Figure 4. Effect of Nat10 on the acetylation of cytidines 1297 and 1815 in 18S rRNA.

Extracted ion monitoring of RNase T1 fragments of 18S rRNA containing AcC-1297 (upper panel) and AcC-1815 (lower panel) is shown. The analysis was performed for 18S rRNAs purified from strain SP6 supplemented with the mock vector, strain Nat10_G285D supplemented with the mock vector, or strain Nat10_G285D supplemented with pREP1-Nat10_wt, respectively, as indicated. Each yeast strain was grown at 30°C in EMMmedium without leucine. The rRNA was digested by RNase T1 and applied to the LC-MS system (50 fmol each). The sequences and m/z values of AcC-containing nucleotides are indicated. A mass window of 3 ppm was used for the extractions. Y axis indicates the peak intensity relative to the most intensive peak in each panel. Note that the MS signals of AcC-containing nucleotides at the positions indicated by arrows appear in the Nat10_G285D mutant strain upon expression of Nat10 cDNA.

Figure 5. Effect of Nat10 on ribosome assembly.
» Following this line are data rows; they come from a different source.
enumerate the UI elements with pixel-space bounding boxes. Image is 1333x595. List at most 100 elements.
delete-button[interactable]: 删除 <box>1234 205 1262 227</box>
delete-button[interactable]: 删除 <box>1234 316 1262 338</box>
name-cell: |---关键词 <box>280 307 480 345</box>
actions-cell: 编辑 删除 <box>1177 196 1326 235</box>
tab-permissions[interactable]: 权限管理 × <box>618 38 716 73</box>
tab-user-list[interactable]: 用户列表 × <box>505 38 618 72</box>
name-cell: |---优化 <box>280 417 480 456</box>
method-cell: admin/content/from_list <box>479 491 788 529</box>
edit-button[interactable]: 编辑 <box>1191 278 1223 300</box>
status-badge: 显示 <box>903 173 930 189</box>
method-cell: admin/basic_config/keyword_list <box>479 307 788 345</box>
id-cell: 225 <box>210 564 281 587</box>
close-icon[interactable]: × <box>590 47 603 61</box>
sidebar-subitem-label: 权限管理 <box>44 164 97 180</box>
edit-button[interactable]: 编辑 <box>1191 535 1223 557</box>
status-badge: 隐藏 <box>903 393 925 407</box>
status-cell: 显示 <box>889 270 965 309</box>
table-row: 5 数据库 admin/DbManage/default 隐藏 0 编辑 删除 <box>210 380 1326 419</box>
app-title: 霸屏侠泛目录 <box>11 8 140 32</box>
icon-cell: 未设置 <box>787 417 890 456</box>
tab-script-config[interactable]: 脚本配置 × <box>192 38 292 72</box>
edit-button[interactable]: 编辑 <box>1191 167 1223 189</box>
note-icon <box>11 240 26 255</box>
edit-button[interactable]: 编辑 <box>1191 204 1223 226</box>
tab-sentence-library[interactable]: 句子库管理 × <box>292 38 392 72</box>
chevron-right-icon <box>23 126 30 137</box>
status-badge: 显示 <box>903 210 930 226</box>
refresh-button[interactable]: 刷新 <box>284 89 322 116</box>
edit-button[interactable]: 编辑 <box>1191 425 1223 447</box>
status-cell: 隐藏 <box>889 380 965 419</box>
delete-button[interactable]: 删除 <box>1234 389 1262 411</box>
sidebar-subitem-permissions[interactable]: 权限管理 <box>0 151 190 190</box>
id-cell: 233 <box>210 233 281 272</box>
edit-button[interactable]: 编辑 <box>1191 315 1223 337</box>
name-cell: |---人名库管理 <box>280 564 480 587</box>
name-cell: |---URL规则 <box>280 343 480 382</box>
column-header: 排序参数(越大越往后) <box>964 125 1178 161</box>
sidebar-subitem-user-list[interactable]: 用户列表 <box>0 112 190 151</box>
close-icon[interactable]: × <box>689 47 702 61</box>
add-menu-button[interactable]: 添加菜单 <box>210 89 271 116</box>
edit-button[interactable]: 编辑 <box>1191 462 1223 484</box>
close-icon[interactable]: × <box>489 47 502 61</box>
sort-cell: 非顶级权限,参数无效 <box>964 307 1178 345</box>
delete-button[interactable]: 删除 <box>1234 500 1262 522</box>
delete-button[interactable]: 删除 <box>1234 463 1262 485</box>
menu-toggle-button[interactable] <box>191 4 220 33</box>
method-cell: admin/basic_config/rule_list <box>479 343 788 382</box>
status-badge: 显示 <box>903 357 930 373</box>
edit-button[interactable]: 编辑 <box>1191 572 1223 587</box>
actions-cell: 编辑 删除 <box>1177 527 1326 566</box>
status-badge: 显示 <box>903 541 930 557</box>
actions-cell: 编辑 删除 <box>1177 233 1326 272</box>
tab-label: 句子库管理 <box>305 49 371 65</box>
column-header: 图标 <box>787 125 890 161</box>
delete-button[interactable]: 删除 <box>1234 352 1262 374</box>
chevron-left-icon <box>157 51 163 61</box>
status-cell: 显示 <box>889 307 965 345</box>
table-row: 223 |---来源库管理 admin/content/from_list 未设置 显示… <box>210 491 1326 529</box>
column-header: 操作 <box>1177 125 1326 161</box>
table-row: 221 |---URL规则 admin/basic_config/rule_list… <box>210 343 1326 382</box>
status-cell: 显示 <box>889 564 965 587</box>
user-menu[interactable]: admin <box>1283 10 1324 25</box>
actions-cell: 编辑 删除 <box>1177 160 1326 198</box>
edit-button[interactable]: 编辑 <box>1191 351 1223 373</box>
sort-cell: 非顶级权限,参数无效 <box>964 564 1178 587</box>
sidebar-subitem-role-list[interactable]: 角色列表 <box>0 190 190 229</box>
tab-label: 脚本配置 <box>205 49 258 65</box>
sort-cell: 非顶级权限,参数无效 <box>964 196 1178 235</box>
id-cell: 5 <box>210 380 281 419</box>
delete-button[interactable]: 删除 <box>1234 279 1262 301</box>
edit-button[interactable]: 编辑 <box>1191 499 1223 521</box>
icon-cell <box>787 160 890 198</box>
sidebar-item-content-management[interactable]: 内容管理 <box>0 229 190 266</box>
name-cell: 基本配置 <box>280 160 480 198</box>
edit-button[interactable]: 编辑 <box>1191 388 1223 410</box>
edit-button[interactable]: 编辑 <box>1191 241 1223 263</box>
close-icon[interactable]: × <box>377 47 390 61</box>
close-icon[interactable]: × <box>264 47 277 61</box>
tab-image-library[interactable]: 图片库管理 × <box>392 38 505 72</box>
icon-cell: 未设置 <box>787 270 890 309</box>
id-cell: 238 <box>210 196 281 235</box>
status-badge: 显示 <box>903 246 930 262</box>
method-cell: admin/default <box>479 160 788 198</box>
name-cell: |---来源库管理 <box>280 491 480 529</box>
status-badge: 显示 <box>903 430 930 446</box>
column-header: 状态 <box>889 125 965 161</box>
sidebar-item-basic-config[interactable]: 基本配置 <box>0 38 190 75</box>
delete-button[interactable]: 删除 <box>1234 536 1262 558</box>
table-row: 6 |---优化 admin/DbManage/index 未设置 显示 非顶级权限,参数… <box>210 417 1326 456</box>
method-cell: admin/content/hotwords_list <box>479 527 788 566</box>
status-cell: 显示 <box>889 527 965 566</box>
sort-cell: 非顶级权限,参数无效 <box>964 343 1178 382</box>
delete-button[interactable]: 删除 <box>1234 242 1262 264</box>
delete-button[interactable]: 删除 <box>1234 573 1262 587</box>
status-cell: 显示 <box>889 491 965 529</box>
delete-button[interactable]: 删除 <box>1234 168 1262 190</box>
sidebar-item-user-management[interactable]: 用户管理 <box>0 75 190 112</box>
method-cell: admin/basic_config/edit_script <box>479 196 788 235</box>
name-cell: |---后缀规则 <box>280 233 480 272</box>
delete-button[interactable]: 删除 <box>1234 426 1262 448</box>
A. Ultracentrifugation analysis of ribosome assembly in the Nat10_G285D mutant. Ribosomal and polysomal fractions prepared from strain SP6 (upper panel) or Nat10_G285D mutant (lower panel), grown at 30°C in YE medium were analyzed with 15–50% sucrose density gradient centrifugation. The UV profiles (A₂₅₄) of the separation are depicted. The scales under each UV profile denote individual fractions, and the electrophoretograms shown below the UV profile are the results of agarose gel electrophoresis of each fraction. B. Effect of Nat10 on ribosome assembly of the Nat10_G285D mutant. Ribosomal and polysomal fractions derived from strain Nat10_G285D supplemented with the mock vector (upper panel) or with pREP1-Nat10_wt (lower panel) grown at 30°C in EMM medium without leucine were analyzed with 15–50% sucrose density gradient centrifugation under the conditions as in A. Note that the apparently aberrant phenotype in ribosome assembly of the Nat10_G285D mutant was rescued upon expression of Nat10, as indicated by the decrease in free large subunit (LSU) and increase in SSU and monosomes.